Para assegurar a aprovação dessa PEC, o presidente da Câmara, Arthur Lira (PP-AL), também vinculado a Bolsonaro, atrasou o início da sessão de plenário, para esperar o término da votação na CCJ. Pelo regimento da Casa, quando a sessão de plenário começa, as sessões das comissões técnicas são suspensas. Uma das razões que levaram a CCJ a encerrar mais tarde seus trabalhos foi a aprovação, juntamente com a proposta de redução da idade máxima de aposentadoria da magistratura, de uma outra PEC, que amplia de 65 para 70 anos a idade máxima para a indicação de ministros das instâncias superiores da Justiça.

Embora pareça contraditória com a primeira PEC, na prática a segunda PEC permite a entrada no STF, no Superior Tribunal de Justiça (STJ), no Tribunal Superior do Trabalho e nos Tribunais Regionais Federais de magistrados que não poderiam ser promovidos pelas regras em vigor. E, em alguns desses tribunais, especialmente no STJ, tanto o governo quanto os próprios filhos do presidente Bolsonaro atualmente são partes de ações em tramitação – uma delas trata do caso das “rachadinhas” e envolve o primogênito do presidente, o senador Flávio Bolsonaro.

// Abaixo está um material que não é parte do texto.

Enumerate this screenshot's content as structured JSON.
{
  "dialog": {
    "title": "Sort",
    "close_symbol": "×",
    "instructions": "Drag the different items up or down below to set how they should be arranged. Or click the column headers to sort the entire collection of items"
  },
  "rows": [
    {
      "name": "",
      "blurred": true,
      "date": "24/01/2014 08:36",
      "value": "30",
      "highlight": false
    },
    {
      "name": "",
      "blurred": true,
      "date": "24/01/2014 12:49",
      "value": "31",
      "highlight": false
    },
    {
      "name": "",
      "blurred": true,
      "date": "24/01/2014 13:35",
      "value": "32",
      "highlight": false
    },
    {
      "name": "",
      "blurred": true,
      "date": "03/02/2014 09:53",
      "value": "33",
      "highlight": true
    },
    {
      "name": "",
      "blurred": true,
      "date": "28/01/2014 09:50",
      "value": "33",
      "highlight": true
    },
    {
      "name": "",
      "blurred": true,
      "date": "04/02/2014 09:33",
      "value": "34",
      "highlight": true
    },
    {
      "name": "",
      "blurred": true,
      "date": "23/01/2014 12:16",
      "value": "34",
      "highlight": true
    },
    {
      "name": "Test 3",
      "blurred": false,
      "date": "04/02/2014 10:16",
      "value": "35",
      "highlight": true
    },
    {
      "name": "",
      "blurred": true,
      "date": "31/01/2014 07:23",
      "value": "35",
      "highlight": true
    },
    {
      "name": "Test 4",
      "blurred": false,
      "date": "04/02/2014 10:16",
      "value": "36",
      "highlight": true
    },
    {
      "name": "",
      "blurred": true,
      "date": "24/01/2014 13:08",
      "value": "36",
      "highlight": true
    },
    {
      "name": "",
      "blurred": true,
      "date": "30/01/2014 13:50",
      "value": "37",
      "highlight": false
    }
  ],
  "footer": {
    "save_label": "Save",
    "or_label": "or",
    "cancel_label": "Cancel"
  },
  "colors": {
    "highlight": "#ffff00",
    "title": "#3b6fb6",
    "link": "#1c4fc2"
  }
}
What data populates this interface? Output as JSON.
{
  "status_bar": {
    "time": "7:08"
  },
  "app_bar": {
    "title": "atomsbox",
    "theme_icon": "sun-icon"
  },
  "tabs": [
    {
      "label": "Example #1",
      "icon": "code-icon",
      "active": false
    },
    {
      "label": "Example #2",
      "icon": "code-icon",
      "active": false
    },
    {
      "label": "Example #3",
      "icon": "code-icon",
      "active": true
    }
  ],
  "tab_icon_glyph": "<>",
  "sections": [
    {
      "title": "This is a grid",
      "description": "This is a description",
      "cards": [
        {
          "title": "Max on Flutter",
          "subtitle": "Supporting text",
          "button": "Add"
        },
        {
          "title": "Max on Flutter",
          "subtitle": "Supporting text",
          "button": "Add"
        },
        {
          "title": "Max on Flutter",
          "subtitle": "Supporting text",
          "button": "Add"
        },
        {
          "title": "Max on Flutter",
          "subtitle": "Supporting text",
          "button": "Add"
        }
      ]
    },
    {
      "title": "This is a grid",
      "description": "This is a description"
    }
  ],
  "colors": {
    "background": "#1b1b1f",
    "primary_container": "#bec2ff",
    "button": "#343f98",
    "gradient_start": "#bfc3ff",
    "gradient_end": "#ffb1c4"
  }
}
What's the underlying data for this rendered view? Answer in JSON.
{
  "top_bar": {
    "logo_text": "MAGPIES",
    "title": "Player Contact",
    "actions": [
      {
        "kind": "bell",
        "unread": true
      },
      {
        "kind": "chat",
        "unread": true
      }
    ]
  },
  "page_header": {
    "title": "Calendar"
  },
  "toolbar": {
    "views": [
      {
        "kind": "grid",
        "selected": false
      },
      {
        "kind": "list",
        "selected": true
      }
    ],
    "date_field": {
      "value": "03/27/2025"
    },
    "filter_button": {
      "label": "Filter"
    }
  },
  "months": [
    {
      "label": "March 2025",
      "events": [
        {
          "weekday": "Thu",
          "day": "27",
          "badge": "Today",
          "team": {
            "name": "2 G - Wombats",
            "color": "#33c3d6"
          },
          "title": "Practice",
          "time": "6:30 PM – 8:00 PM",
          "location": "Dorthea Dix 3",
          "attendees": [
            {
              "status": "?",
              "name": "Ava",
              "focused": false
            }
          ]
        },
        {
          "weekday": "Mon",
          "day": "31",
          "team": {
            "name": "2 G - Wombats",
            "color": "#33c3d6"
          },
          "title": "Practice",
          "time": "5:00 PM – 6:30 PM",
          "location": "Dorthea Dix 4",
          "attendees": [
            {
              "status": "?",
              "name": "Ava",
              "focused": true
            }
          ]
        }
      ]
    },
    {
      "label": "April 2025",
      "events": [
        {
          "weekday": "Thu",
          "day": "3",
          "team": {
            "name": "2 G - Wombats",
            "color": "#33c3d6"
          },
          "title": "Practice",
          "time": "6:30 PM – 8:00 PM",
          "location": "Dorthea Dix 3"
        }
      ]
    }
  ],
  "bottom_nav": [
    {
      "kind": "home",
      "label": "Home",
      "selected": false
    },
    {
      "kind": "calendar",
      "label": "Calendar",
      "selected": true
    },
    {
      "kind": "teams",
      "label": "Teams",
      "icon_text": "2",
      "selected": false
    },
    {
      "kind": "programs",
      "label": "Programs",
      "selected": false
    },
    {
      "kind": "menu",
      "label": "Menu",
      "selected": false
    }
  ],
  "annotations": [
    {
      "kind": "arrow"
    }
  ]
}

Ao justificar a defesa da redução de idade da aposentadoria compulsória dos ministros dos tribunais superiores, os deputados bolsonaristas alegaram que a rotatividade na cúpula do Judiciário ficou muito baixa após a entrada em vigor da chamada PEC da Bengala. Trata-se de uma formidável mudança de posição, considerandose que a PEC da Bengala, aprovada em 2015, foi aprovada com o voto do então deputado Jair Bolsonaro, na época muito interessado em impedir que a então presidente Dilma Rousseff nomeasse cinco ministros em seu segundo mandato, o que lhe permitiria ter maioria confortável no STF.

Assim, do mesmo modo que a PEC da Bengala não passou de uma manobra da oposição para impedir o controle do STF pelo governo Dilma, as duas PECS aprovadas pela CCJ também não passam de um duplo casuísmo para que Bolsonaro possa ter maior influência nos tribunais superiores. No caso do STF, caso consiga se reeleger, o presidente poderá indicar mais três ministros no segundo mandato. Como já indicou dois nomes, um dos quais espera a aprovação do Senado, e ainda poderá indicar mais dois até o final de 2022, caso a PEC seja aprovada, ele terá nomeado 7 dos 11 membros do STF. O próprio presidente já falou sobre isso a seus apoiadores, no cercadinho do Alvorada.

Países como Itália, França e Espanha estabelecem mandatos para suas cortes supremas. Nos Estados Unidos, não há limite de idade. A Alemanha combina os dois critérios – o mandato é de 11 anos, mas com idade limite de 68 anos. Já no Brasil, as idades de entrada e de permanência de ministros dos tribunais superiores jamais foram discutidas com base em critérios institucionais. Pelo contrário, sempre foram decididas por meio de manobras legislativas, que atendem a interesses pouco republicanos.